円堂くんの通夜は、通夜らしく湿っぽく、そしてどんより暗かった。円堂くんがいつも放っていたあの明るさの片鱗も見当たらない。場の雰囲気に飲み込まれながら、私は呆然と立ち尽くす。
風丸くんが泣いていた。いいや、風丸くんだけじゃあない。木野さんも、半田くんも、染岡くんも、雷門さんまで、皆々泣いていた。
私には、泣ける訳がなかった。円堂くんの通夜をぼんやり眺めていると、あの温かな表情、言葉、声、優しさ…円堂くんの全てを思い出す。しかしいざ涙が涙腺から出ていこうとすると、昨日みた最後の円堂くんの姿が浮かんできて、私の涙は引っ込んでしまう。
そんなわけない、あの子が、そんなわけない。所々で聞こえる円堂くんの死を否定する言葉。死した今を否定することは、まるで生きていた過去を否定するようで美しく感じられない。
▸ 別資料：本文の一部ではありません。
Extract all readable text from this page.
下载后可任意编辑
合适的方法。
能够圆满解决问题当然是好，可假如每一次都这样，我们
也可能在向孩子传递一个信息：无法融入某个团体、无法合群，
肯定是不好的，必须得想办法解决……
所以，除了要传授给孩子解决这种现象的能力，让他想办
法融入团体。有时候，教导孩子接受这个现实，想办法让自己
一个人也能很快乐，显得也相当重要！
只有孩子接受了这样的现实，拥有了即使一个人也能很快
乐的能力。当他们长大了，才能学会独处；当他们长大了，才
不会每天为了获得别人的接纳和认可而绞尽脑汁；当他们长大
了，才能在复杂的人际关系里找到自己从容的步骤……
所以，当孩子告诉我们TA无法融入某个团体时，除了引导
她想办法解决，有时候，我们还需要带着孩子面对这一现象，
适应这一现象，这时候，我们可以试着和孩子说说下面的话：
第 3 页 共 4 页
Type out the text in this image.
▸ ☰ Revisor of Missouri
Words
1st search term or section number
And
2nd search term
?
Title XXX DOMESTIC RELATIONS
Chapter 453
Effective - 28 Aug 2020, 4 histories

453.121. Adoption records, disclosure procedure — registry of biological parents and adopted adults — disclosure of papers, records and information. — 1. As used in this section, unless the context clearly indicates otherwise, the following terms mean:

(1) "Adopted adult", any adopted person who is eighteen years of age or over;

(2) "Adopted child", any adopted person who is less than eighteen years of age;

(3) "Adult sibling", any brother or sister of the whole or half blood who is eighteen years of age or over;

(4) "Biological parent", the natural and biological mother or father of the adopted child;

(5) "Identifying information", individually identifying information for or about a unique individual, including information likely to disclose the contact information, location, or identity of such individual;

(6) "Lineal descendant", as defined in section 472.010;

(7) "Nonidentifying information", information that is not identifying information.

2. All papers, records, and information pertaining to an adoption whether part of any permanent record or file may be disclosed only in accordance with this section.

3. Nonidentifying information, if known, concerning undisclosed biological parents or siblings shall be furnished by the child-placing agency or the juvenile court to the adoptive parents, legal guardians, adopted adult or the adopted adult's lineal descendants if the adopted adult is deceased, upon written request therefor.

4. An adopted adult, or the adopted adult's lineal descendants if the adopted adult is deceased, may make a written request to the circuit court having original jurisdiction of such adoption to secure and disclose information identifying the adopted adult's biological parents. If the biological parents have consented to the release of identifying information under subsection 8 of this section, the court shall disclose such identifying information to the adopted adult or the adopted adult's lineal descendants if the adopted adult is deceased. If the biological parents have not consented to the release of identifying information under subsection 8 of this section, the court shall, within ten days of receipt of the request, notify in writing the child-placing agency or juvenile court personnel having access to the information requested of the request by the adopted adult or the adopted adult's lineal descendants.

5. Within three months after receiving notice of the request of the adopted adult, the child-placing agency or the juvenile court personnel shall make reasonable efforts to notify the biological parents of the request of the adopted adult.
この暗い雰囲気に曼珠沙華の華やかさを持ち込みたかった。

「風丸くん。」

「おなまえ…俺、信じられないんだ。円堂が、円堂が…っ」

「……。」

風丸くんは何も分かっちゃいなかった。涙を流すこと、その意味を。皆そうなのだろうか。この場で涙を流す人々は皆、分かっていないのだろうか。
涙を流すという行為は、円堂くんが居なくなって悲しいという感情から生まれる。しかしその感情が生まれた時点で、その人は円堂くんの死を受け入れた事になる。信じられないなら、涙だって流れないのだ。
ぐだぐだ考える間にも風丸くんは涙を流していた。私はそんな彼が少し可哀想に感じられて、昔ながらに名前で呼んでくれた風丸くんに右手を伸ばした。
首を傾げた風丸くんへとはにかむ。

「手、握ってて良いよ。泣きやむまで。」

風丸くんは目を丸くして、そして笑った。泣き笑いだ。

「お前は強いんだな。」

私は何も言わなかった。


人間臭さを感じて1日が終わる


そんなわけないでしょ。それは言わなかった。
本当は私が誰かに触れていたかっただけなのだ。そうでもしないと、円堂くんのように見える範囲で‘居なくなって’しまいそうだと思ったから。自分の恐怖を紛らわせるが為に大義名分をつけ、さも風丸くんを思いやったかのように見せただけ。自分にしてはなんて人間臭い言い分なんだろう。だけど本当に、それだけだった。